NodeLabel.SCHEMA # "Schema"
NodeLabel.TABLE # "Table"
NodeLabel.COLUMN # "Column"
NodeLabel.VALUE # "Value"
NodeLabel.GLOSSARY # "Glossary"
NodeLabel.CATEGORY # "Category"
NodeLabel.BUSINESS_TERM # "BusinessTerm"
NodeLabel.GOVERNANCE_TAG_KEY # "GovernanceTagKey"
NodeLabel.GOVERNANCE_TAG_VALUE # "GovernanceTagValue"
NodeLabel.GOVERNANCE_TAG # "GovernanceTag"
NodeLabel.QUERY # "Query"
NodeLabel.CTE # "CTE"
NodeLabel.METRIC # "Metric"
NodeLabel.JOIN # "Join"
NodeLabel.EXPRESSION # "Expression"
NodeLabel.OSI_SEMANTIC_MODEL # "OsiSemanticModel"
NodeLabel.OSI_TABLE # "OsiTable"
NodeLabel.OSI_COLUMN # "OsiColumn"
# Relationship types
RelationshipType.HAS_SCHEMA # "HAS_SCHEMA"
RelationshipType.HAS_TABLE # "HAS_TABLE"
RelationshipType.HAS_COLUMN # "HAS_COLUMN"
RelationshipType.HAS_VALUE # "HAS_VALUE"
RelationshipType.REFERENCES # "REFERENCES"
RelationshipType.TAGGED_WITH # "TAGGED_WITH"
RelationshipType.HAS_CATEGORY # "HAS_CATEGORY"
RelationshipType.HAS_BUSINESS_TERM # "HAS_BUSINESS_TERM"
RelationshipType.HAS_VALUE_OPTION # "HAS_VALUE_OPTION"
RelationshipType.HAS_DEFINITION # "HAS_DEFINITION"
RelationshipType.USES_TABLE # "USES_TABLE"
RelationshipType.USES_COLUMN # "USES_COLUMN"
RelationshipType.DEFINES # "DEFINES"
RelationshipType.HAS_METRIC # "HAS_METRIC"
RelationshipType.HAS_EXPRESSION # "HAS_EXPRESSION"
RelationshipType.HAS_ASPECT # "HAS_ASPECT"
RelationshipType.USED_IN_JOIN # "USED_IN_JOIN"
RelationshipType.HAS_SOURCE_TABLE # "HAS_SOURCE_TABLE"
RelationshipType.HAS_TARGET_TABLE # "HAS_TARGET_TABLE"

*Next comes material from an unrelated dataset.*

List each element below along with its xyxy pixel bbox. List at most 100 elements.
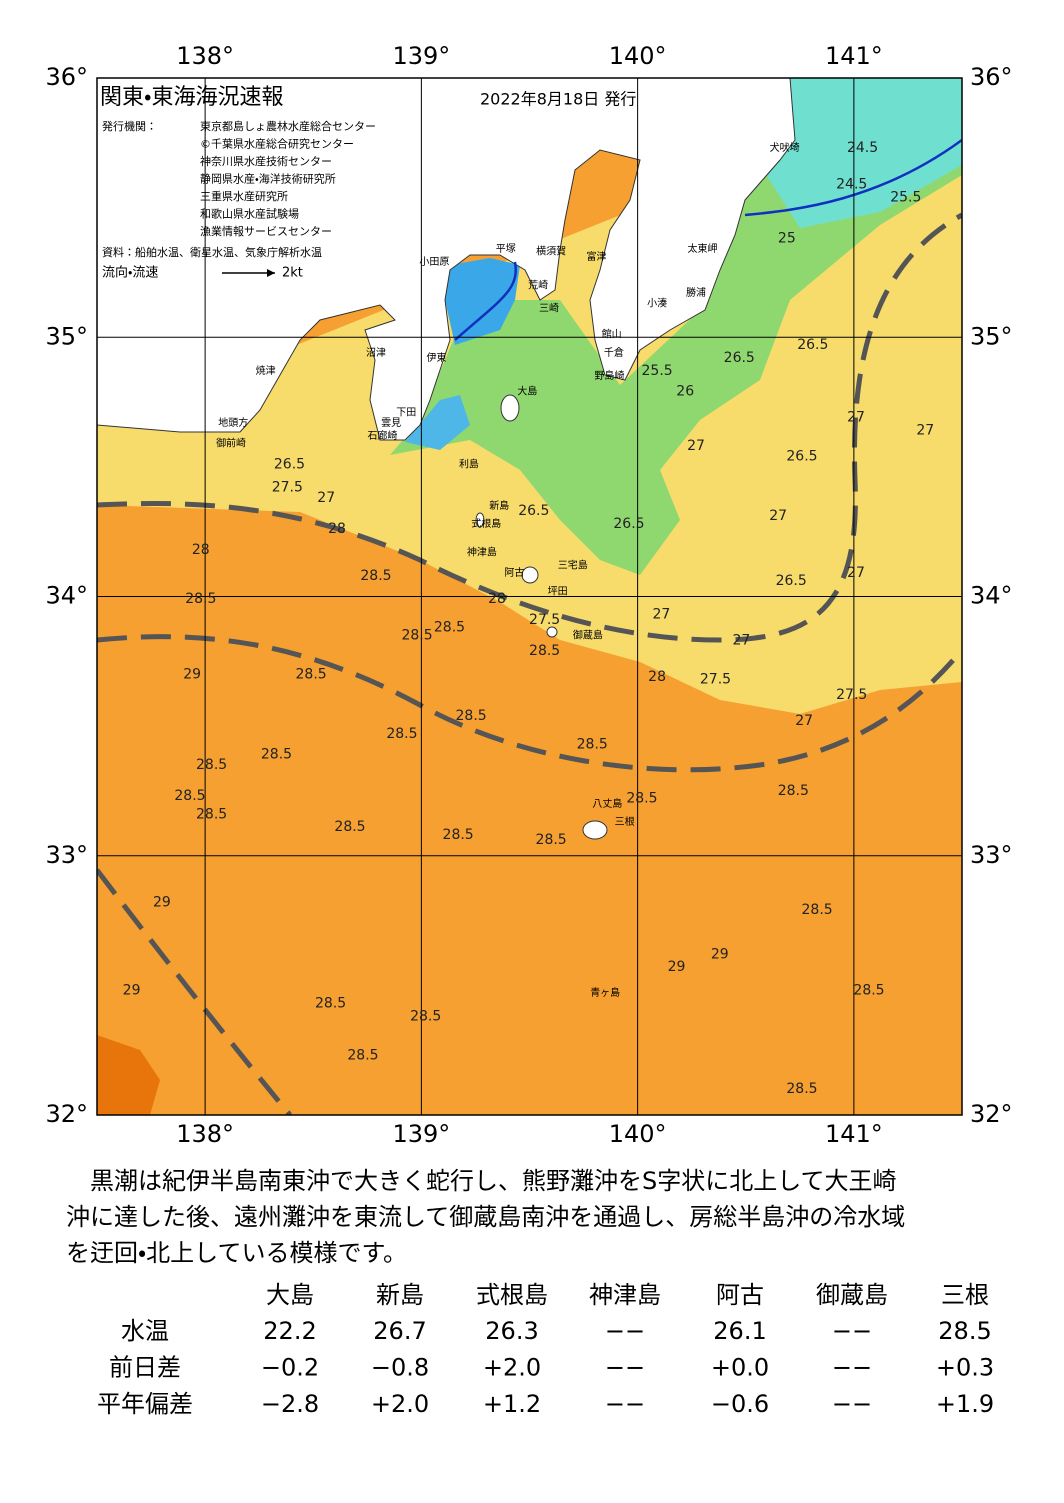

Both NodeLabel and RelationshipType subclass str, so they can be used anywhere a plain string is expected and will format correctly in f-strings and Cypher queries.
Neo4j Indexes
Neocarta creates two classes of indexes during the load phase:
Full-Text Indexes
One full-text index is created per searchable label, over the name and description properties. These power the full-text search tools in the MCP server and are available without embeddings.
| Index name | Label |
|---|
database_full_text_index | Database |
schema_full_text_index | Schema |
table_full_text_index | Table |
column_full_text_index | Column |
business_term_full_text_index | BusinessTerm |
Vector Indexes
One vector index is created per label when embeddings are present. These power semantic and hybrid search tools.
| Index name | Label |
|---|
database_vector_index | Database |
schema_vector_index | Schema |
table_vector_index | Table |
column_vector_index | Column |
business_term_vector_index | BusinessTerm |
The MCP server probes for these indexes at startup and registers only the tools whose indexes are present. Running neocarta bigquery schema --embeddings creates both classes of index in a single step.